Le Parlement européen demande l'avis de la Cour de Justice : entre réduction des taxes et menaces sur la biodiversité, l'accord avec l'Amérique du Sud divise Bruxelles
Le 17 janvier 2026, après plus de vingt ans de négociations complexes, la signature au Paraguay a donné le feu vert formel à l'accord entre l'Union européenne et le Mercosur. L’objectif est stratégique : consolider une zone de libre-échange impliquant 718 millions de personnes et un cinquième de l’économie mondiale, garantissant à l’Europe l’accès aux minerais critiques.
Mais le 21 janvier, la Chambre européenne ralentit : avec 334 oui, 324 non et 11 abstentions, la motion de gauche renvoie le texte à la Cour de justice pour vérifier son respect des traités. Même si la Commission exprime ses regrets, le vote de ratification reste gelé, malgré la possibilité d'une entrée en vigueur seulement temporaire.
Si sur le plan économique la réduction des droits de douane de 90 %, envisagée par l'accord entre l'UE et l'Amérique du Sud, promet une croissance de leurs PIB respectifs, sur le plan écologique, les données soulèvent des questions structurelles sur la stabilité du Green Deal.
Aux termes de l'accord, l'Europe ouvrira ses frontières à 99 000 tonnes par an de viande bovine à un taux préférentiel de 7,5 %, ainsi qu'à d'importants quotas de volaille, de sucre et de riz.
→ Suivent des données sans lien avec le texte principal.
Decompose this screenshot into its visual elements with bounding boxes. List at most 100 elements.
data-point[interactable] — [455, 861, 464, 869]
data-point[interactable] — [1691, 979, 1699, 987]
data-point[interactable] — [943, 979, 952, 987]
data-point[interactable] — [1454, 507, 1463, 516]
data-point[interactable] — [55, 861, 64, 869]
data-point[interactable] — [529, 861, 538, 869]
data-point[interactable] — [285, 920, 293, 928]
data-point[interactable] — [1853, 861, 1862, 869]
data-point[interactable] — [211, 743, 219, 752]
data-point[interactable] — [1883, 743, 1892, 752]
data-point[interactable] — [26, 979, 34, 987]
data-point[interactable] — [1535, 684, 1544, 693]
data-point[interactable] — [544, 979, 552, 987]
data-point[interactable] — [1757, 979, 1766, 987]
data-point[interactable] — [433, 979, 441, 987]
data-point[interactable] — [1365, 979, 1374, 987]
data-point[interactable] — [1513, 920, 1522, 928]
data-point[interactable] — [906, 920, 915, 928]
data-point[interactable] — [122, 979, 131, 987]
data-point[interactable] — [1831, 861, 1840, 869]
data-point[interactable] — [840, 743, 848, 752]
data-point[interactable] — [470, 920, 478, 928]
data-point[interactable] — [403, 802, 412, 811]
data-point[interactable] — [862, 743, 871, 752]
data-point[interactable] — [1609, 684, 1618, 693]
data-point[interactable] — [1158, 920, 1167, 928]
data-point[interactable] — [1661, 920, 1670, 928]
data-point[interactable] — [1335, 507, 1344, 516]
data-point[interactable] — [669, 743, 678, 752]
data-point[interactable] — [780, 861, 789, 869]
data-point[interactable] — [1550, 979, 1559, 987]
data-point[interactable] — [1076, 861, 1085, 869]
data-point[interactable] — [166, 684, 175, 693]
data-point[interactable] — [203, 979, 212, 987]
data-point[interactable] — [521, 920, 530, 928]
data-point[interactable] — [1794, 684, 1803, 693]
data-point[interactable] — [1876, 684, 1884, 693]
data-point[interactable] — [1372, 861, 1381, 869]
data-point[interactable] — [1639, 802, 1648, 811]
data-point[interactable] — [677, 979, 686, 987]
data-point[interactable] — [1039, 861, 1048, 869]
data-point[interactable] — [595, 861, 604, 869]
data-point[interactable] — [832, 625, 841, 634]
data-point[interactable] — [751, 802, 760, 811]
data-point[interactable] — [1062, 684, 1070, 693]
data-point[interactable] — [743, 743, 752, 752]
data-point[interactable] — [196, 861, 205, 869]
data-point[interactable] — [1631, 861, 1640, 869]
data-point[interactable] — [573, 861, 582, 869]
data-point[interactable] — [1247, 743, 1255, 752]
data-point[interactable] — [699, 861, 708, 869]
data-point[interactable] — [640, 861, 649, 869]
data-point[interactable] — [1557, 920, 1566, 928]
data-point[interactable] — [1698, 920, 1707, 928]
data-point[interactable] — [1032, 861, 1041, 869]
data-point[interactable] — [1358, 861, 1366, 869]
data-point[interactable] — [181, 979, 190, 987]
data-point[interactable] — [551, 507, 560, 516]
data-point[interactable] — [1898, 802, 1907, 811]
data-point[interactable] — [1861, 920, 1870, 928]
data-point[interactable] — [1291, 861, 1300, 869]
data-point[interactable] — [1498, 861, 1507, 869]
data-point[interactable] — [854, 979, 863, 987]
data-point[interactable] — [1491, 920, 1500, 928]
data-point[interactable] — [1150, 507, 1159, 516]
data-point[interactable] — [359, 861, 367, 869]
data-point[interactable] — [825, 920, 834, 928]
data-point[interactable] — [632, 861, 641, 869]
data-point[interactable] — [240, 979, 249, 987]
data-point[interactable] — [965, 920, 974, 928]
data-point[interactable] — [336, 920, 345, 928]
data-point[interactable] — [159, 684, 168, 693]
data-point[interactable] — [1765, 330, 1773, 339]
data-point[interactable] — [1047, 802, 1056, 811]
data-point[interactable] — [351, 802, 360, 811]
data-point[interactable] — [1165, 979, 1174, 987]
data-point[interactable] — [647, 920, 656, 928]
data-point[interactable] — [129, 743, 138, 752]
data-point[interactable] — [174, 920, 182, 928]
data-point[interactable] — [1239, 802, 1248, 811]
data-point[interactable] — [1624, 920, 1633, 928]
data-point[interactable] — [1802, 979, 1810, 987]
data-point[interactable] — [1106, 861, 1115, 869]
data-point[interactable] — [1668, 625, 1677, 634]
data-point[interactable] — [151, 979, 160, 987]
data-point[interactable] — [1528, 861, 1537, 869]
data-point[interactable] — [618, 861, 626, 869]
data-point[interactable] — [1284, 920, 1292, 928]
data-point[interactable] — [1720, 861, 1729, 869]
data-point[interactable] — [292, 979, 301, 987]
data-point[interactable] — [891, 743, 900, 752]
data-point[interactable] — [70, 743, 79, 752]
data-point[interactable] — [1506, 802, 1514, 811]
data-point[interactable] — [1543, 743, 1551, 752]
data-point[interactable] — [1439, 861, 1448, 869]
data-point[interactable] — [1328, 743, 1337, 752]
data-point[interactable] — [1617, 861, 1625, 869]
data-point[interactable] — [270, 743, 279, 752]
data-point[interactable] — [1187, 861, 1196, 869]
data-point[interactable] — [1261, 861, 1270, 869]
Il s'agit d'une transformation des flux commerciaux qui, selon les estimations des groupes techniques de la Chambre européenne, pourrait entraîner à long terme une augmentation de 25 % de la déforestation en Amérique du Sud, entraînée par la nécessité de convertir de nouveaux espaces naturels en pâturages et en plantations.
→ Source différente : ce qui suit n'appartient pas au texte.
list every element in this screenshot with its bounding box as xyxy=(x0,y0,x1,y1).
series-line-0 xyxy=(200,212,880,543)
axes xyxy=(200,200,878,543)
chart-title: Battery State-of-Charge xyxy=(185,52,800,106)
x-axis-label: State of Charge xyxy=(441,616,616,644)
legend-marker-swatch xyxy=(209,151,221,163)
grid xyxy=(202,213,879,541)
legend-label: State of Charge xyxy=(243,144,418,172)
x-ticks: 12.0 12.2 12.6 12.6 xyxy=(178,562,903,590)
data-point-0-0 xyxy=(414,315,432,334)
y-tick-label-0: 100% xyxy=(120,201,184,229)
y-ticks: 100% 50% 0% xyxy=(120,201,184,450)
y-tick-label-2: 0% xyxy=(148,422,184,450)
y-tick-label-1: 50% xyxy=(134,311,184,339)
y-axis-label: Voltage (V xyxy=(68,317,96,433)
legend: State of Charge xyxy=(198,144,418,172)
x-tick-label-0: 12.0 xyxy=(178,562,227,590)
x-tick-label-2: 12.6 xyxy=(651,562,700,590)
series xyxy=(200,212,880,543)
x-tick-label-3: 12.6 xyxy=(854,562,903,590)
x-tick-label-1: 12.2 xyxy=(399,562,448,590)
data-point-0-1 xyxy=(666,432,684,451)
Pression sur les forêts et le marché du soja
Le pilier de l’accord repose sur l’exportation de matières premières dont la production a été historiquement le principal moteur de la destruction des écosystèmes. Les données mettent en évidence une réalité complexe : toutes les trois minutes, une superficie de forêt tropicale égale à un terrain de football disparaît en raison des importations de produits de base dans l’UE en provenance des pays du Mercosur.
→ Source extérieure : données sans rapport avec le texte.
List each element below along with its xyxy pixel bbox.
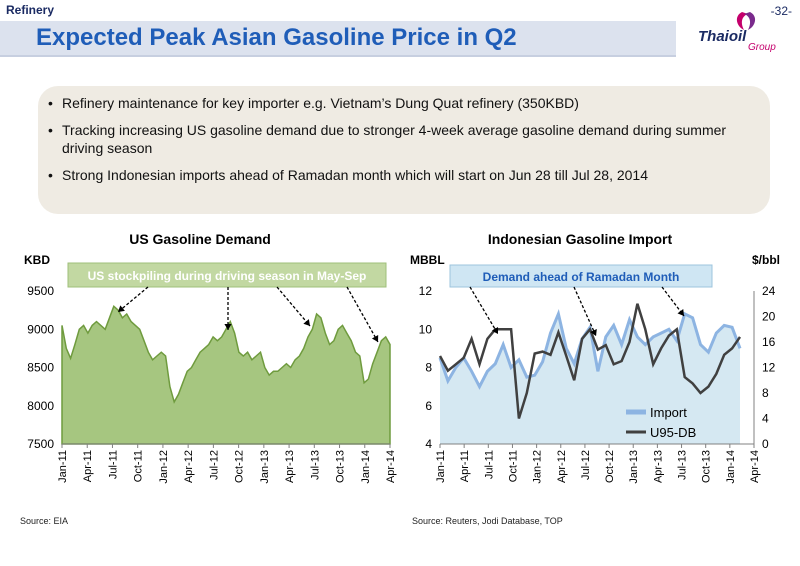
y-tick-label-left: 6 bbox=[425, 399, 432, 413]
x-tick-label: Jul-12 bbox=[580, 450, 592, 480]
x-tick-label: Oct-13 bbox=[335, 450, 347, 483]
annotation-arrow bbox=[661, 286, 685, 317]
x-tick-label: Oct-11 bbox=[507, 450, 519, 482]
x-tick-label: Jul-13 bbox=[309, 450, 321, 480]
x-tick-label: Jan-14 bbox=[725, 450, 737, 484]
y-tick-label-right: 12 bbox=[762, 361, 776, 375]
annotation-arrow bbox=[573, 286, 597, 337]
bullet-item: Strong Indonesian imports ahead of Ramad… bbox=[46, 166, 762, 184]
x-tick-label: Oct-11 bbox=[133, 450, 145, 482]
x-tick-label: Jan-11 bbox=[435, 450, 447, 483]
y-tick-label-left: 10 bbox=[419, 322, 433, 336]
import-area-fill bbox=[440, 313, 740, 444]
annotation-arrowhead bbox=[491, 327, 499, 334]
x-tick-label: Apr-13 bbox=[284, 450, 296, 483]
import-line-series bbox=[438, 308, 742, 390]
x-tick-label: Jan-11 bbox=[57, 450, 69, 483]
area-series bbox=[61, 305, 391, 445]
us-gasoline-demand-chart: US Gasoline Demand KBD 7500 8000 8500 9000 9… bbox=[24, 231, 397, 484]
annotation-box bbox=[449, 264, 713, 288]
indonesian-gasoline-import-chart: Indonesian Gasoline Import MBBL $/bbl 4 6… bbox=[410, 231, 780, 484]
annotation-arrow bbox=[276, 286, 311, 327]
x-tick-label: Oct-12 bbox=[234, 450, 246, 483]
annotation-arrowhead bbox=[303, 319, 310, 326]
y-tick-label-left: 12 bbox=[419, 284, 433, 298]
legend-label-u95: U95-DB bbox=[650, 425, 696, 440]
annotation-arrowhead bbox=[224, 324, 232, 330]
x-tick-label: Jan-13 bbox=[259, 450, 271, 484]
u95-line-series bbox=[438, 303, 742, 419]
y-tick-label-right: 16 bbox=[762, 335, 776, 349]
logo-subtext: Group bbox=[748, 42, 776, 53]
x-tick-label: Oct-12 bbox=[604, 450, 616, 483]
x-tick-label: Jan-13 bbox=[628, 450, 640, 484]
y-tick-label-right: 8 bbox=[762, 386, 769, 400]
section-label: Refinery bbox=[6, 3, 55, 17]
x-tick-label: Apr-11 bbox=[82, 450, 94, 482]
x-tick-label: Jul-12 bbox=[208, 450, 220, 480]
y-tick-label: 7500 bbox=[27, 437, 54, 451]
y-axis-label-left: MBBL bbox=[410, 253, 445, 267]
annotation-arrow bbox=[346, 286, 379, 343]
y-tick-label: 8500 bbox=[27, 361, 54, 375]
annotation-box bbox=[67, 262, 387, 288]
y-tick-label-right: 0 bbox=[762, 437, 769, 451]
x-tick-label: Apr-13 bbox=[652, 450, 664, 483]
x-tick-label: Jul-13 bbox=[677, 450, 689, 480]
x-tick-label: Apr-12 bbox=[183, 450, 195, 483]
y-tick-label-right: 24 bbox=[762, 284, 776, 298]
x-tick-label: Apr-12 bbox=[556, 450, 568, 483]
y-axis-label: KBD bbox=[24, 253, 50, 267]
x-tick-label: Oct-13 bbox=[701, 450, 713, 483]
annotation-text: US stockpiling during driving season in … bbox=[88, 269, 367, 283]
y-tick-label: 8000 bbox=[27, 399, 54, 413]
chart-title: Indonesian Gasoline Import bbox=[488, 231, 673, 247]
legend-label-import: Import bbox=[650, 405, 687, 420]
page-title: Expected Peak Asian Gasoline Price in Q2 bbox=[36, 24, 517, 51]
title-bar bbox=[0, 21, 676, 57]
source-note-left: Source: EIA bbox=[20, 516, 69, 526]
x-tick-label: Apr-14 bbox=[749, 450, 761, 483]
annotation-arrowhead bbox=[677, 309, 684, 316]
x-tick-label: Jan-12 bbox=[532, 450, 544, 484]
bullet-item: Tracking increasing US gasoline demand d… bbox=[46, 121, 762, 157]
legend: Import U95-DB bbox=[626, 405, 696, 440]
bullet-list: Refinery maintenance for key importer e.… bbox=[46, 94, 762, 193]
x-tick-label: Jul-11 bbox=[483, 450, 495, 479]
logo-flower-icon bbox=[736, 12, 756, 30]
logo-text: Thaioil bbox=[698, 28, 747, 45]
y-tick-label-right: 4 bbox=[762, 412, 769, 426]
y-tick-label: 9000 bbox=[27, 322, 54, 336]
annotation-arrowhead bbox=[371, 335, 379, 342]
y-tick-label-right: 20 bbox=[762, 310, 776, 324]
y-axis-label-right: $/bbl bbox=[752, 253, 780, 267]
page-number: -32- bbox=[770, 4, 792, 18]
x-tick-label: Jan-14 bbox=[360, 450, 372, 484]
annotation-arrow bbox=[117, 286, 149, 313]
x-tick-label: Jul-11 bbox=[107, 450, 119, 479]
company-logo: Thaioil Group bbox=[690, 8, 790, 56]
bullet-item: Refinery maintenance for key importer e.… bbox=[46, 94, 762, 112]
source-note-right: Source: Reuters, Jodi Database, TOP bbox=[412, 516, 563, 526]
annotation-arrowhead bbox=[118, 305, 125, 312]
y-tick-label-left: 8 bbox=[425, 361, 432, 375]
annotation-arrowhead bbox=[590, 329, 597, 336]
y-tick-label-left: 4 bbox=[425, 437, 432, 451]
x-tick-label: Jan-12 bbox=[158, 450, 170, 484]
annotation-arrow bbox=[469, 286, 499, 335]
x-tick-label: Apr-11 bbox=[459, 450, 471, 482]
y-tick-label: 9500 bbox=[27, 284, 54, 298]
annotation-text: Demand ahead of Ramadan Month bbox=[483, 270, 680, 284]
x-tick-label: Apr-14 bbox=[385, 450, 397, 483]
chart-title: US Gasoline Demand bbox=[129, 231, 271, 247]
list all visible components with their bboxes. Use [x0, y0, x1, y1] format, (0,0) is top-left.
Dans ce contexte, la principale préoccupation concerne l’efficacité des contrôles. Malgré les assurances de la Commission, le report du règlement européen pour stopper l'importation de la déforestation (EUDR) et les incertitudes sur le moratoire sur le soja en Amazonie rendent difficile la garantie de la traçabilité des produits. L'augmentation de la demande européenne n'affectera pas seulement les forêts, mais aussi le secteur énergétique : les exportations de bioéthanol vers le Vieux Continent pourraient en effet être multipliées par six, pour atteindre 650 000 tonnes.
Le problème des pesticides et la perte de biodiversité
L’impact environnemental de l’accord ne se limite pas à la consommation des terres, mais concerne directement la chimie agricole. Le libre-échange risque d'encourager une augmentation de l'utilisation de produits phytopharmaceutiques et de pesticides, substances que la Plateforme scientifique et politique intergouvernementale sur la biodiversité et les services écosystémiques (IPBES) de l'ONU désigne comme l'un des cinq facteurs déterminants de la perte mondiale de biodiversité.
Les volumes en jeu sont importants. Selon les données du groupe de réflexion Institut Heinrich Böll, en 2018, l'Argentine à elle seule a utilisé 240 000 tonnes de glyphosate pour la production de soja. La suppression des barrières tarifaires pourrait encourager davantage ce modèle agricole intensif, avec des répercussions directes sur la pollution de l’environnement et la santé des écosystèmes, tout en menaçant les ressources naturelles gérées par les populations autochtones, souvent soumises à des expropriations au profit de l’agro-industrie.
La saisine judiciaire de la Cour de Justice
La tension autour de la pérennité du traité a abouti, comme indiqué plus haut, le 21 janvier 2026, à une transition institutionnelle cruciale. Le Parlement européen a approuvé la demande d'avis de la Cour de justice de l'Union européenne pour vérifier la compatibilité de l'accord avec le cadre juridique communautaire.
Si la décision judiciaire n'empêche pas l'application provisoire de l'accord, elle gèle sa ratification définitive, initialement prévue pour le printemps. Cela ouvre une phase d'incertitude : alors que l'industrie voit dans le pacte une protection de 350 produits dotés d'indications géographiques, l'analyse des risques environnementaux suggère que le coût écologique du libre-échange pourrait dépasser les bénéfices commerciaux déclarés.